O placar teve oscilações: o Corinthians abriu o marcador ainda no primeiro tempo, e o Timão soube manter pressão até ampliar. Matheuzinho fez o segundo gol em jogada construída pelo time, e Breno Bidon completou no fim para garantir os três pontos. O São Paulo chegou a empatar aproveitando erro na saída de bola — um lance que expôs uma falha pontual da defesa alvinegra — e também teve participação de Bobadilla e Luciano na reta do empate.

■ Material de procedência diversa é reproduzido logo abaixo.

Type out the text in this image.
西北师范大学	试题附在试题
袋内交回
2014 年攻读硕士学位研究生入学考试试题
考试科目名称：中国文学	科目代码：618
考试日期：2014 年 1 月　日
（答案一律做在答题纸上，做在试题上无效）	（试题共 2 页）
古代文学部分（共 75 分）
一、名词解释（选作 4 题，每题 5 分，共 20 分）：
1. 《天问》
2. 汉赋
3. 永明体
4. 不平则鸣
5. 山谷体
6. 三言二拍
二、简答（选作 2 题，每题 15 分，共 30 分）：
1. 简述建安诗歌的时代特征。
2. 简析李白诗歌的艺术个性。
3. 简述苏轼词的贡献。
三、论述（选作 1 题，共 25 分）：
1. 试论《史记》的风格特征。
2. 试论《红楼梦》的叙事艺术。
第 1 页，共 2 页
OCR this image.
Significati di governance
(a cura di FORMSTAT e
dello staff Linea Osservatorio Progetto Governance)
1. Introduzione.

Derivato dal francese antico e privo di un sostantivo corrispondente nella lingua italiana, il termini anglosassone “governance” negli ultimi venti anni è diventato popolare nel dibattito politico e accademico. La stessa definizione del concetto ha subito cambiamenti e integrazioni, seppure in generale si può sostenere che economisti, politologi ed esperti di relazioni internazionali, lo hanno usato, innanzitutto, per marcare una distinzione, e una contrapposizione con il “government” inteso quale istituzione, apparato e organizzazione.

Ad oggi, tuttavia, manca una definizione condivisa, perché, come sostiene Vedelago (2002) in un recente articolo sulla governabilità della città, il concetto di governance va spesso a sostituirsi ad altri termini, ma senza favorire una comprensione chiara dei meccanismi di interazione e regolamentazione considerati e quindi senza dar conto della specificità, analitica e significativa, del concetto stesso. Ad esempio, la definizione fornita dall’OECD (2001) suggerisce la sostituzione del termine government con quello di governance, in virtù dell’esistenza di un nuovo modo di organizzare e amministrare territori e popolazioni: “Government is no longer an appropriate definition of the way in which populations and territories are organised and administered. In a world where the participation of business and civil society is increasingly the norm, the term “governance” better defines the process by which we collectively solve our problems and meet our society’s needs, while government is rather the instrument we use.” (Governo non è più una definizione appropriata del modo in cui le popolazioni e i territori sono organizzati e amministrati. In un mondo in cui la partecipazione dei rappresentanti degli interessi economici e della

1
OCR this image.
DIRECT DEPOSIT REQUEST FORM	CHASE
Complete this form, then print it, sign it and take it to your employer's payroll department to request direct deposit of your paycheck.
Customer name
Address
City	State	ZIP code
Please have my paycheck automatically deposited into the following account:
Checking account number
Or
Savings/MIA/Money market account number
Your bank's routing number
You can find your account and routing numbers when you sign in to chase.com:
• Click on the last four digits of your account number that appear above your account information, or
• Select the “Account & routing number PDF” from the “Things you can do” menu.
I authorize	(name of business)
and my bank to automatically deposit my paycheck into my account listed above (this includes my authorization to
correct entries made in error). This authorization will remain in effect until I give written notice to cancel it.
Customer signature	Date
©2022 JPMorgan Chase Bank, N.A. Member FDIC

A partida traz sinais mistos para o Corinthians: ofensivamente houve criação e contundência, com finalizações e oportunidades criadas graças à leitura e qualidade de Garro; defensivamente, porém, episódios como a perda de posse que gerou o empate e um gol-contra bizarro na reta final mostram que a equipe ainda tem vulnerabilidades a corrigir. O goleiro do Timão fez intervenções importantes e não teve culpa nas bolas que resultaram em gol.
No plano da gestão do jogo, chama atenção que Diniz só mexeu na equipe aos 36 minutos do segundo tempo, uma alteração tardia que poderia ter sido antecipada para administrar o resultado ou refrescar setores já desgastados. A vitória mantém o Corinthians em ascensão no campeonato, mas não elimina a necessidade de ajustes defensivos e de leitura tática em momentos decisivos.